Project Summary One of the oldest questions in psychology and neuroscience is whether associations of stimuli and responses are sufficient to explain learning. Or, in addition, are there conditions that require knowledge of rules and representations? We propose a new approach to the study of serial learning by investigating how humans and monkeys infer ordinal knowledge implicitly during training on a Transitive Inference (TI) task. In its simplest form, TI is the ability to conclude that A > C, if A > B and B > C, but here we extend the same logic to longer series composed of 7 items. TI has been shown to exist in species as diverse as pigeons, monkeys, and humans and has been used to explain complex social relationships such as dominance hierarchies. TI is critical for understanding ordinal knowledge, which, by definition, obeys transitivity, and which is believed to give rise to an internal representation of serial order.

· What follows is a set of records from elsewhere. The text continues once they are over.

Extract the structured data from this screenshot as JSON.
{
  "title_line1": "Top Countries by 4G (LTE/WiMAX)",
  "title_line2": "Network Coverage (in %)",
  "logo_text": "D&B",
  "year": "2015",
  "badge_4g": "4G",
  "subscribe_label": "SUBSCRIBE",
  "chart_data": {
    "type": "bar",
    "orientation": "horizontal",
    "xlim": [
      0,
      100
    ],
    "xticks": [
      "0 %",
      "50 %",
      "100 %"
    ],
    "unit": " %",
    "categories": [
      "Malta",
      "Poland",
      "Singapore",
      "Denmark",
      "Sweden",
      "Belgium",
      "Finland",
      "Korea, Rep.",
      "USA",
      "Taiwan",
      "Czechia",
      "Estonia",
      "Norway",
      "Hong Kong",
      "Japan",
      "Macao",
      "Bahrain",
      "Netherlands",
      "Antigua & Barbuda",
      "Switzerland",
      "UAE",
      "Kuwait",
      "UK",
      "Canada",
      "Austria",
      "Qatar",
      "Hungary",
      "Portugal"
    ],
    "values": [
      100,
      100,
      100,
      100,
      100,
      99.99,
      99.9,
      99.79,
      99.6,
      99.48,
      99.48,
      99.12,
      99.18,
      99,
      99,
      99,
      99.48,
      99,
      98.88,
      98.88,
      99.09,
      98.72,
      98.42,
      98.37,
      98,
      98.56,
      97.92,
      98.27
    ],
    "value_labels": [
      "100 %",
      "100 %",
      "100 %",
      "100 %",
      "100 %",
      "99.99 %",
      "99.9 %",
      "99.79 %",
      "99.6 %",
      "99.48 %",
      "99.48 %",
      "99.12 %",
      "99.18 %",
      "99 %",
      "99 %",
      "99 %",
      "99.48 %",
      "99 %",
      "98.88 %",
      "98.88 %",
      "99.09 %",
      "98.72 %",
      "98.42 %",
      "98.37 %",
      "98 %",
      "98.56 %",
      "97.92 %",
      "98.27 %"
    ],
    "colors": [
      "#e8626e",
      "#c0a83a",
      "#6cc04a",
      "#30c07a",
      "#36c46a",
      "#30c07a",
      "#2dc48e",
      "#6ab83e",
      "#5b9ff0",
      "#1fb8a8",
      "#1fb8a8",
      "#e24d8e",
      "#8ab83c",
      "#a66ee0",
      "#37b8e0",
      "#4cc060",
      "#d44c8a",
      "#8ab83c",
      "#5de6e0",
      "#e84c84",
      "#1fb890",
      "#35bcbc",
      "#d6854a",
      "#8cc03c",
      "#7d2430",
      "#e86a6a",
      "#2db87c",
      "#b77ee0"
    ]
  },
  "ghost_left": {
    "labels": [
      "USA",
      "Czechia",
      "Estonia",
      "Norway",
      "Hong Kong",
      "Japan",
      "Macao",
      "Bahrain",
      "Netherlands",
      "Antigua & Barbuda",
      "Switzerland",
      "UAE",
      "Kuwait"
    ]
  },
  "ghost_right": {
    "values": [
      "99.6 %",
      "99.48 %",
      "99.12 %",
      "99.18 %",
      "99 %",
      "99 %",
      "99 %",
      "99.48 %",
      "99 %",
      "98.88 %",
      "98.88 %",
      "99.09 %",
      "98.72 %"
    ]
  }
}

To investigate this theory, we plan to study learning and representation of ordinal knowledge during and following TI training in monkeys and human subjects. The logic of our experiments is to show (1) how manipulations of expected value do not alter the representation of ordinal knowledge in studies on overtraining of particular pairs during TI acquisition and in studies in which there is a reversal of reward magnitude during TI training, (2) overtraining of a particular stimulus-response contingency does not impair learning, and (3) the inability of association theory to account for accurate performance on derived lists on which knowledge of associations learned on the original list are irrelevant. Our monkey experiments are the first to investigate implicit inference at the behavioral level that is synchronized to simultaneous measurement of the activity of individual neurons in prefrontal cortex (PFC) and posterior parietal cortex (PPC) throughout TI learning (including acquisition). Our experiments aim to show that 1) TI training leads to a representation of serial order of novel stimulus pairs and 2) ordinal position and symbolic distance are represented in PFC and LIP and that those representations arise de novo each time an animal learns a new list. Health Relatedness: These experiments are relevant to Schizophrenia, Autism, Alzheimer?s disease, and other conditions whose patient populations have deficits in learning and reasoning that manifest in the performance of TI problems.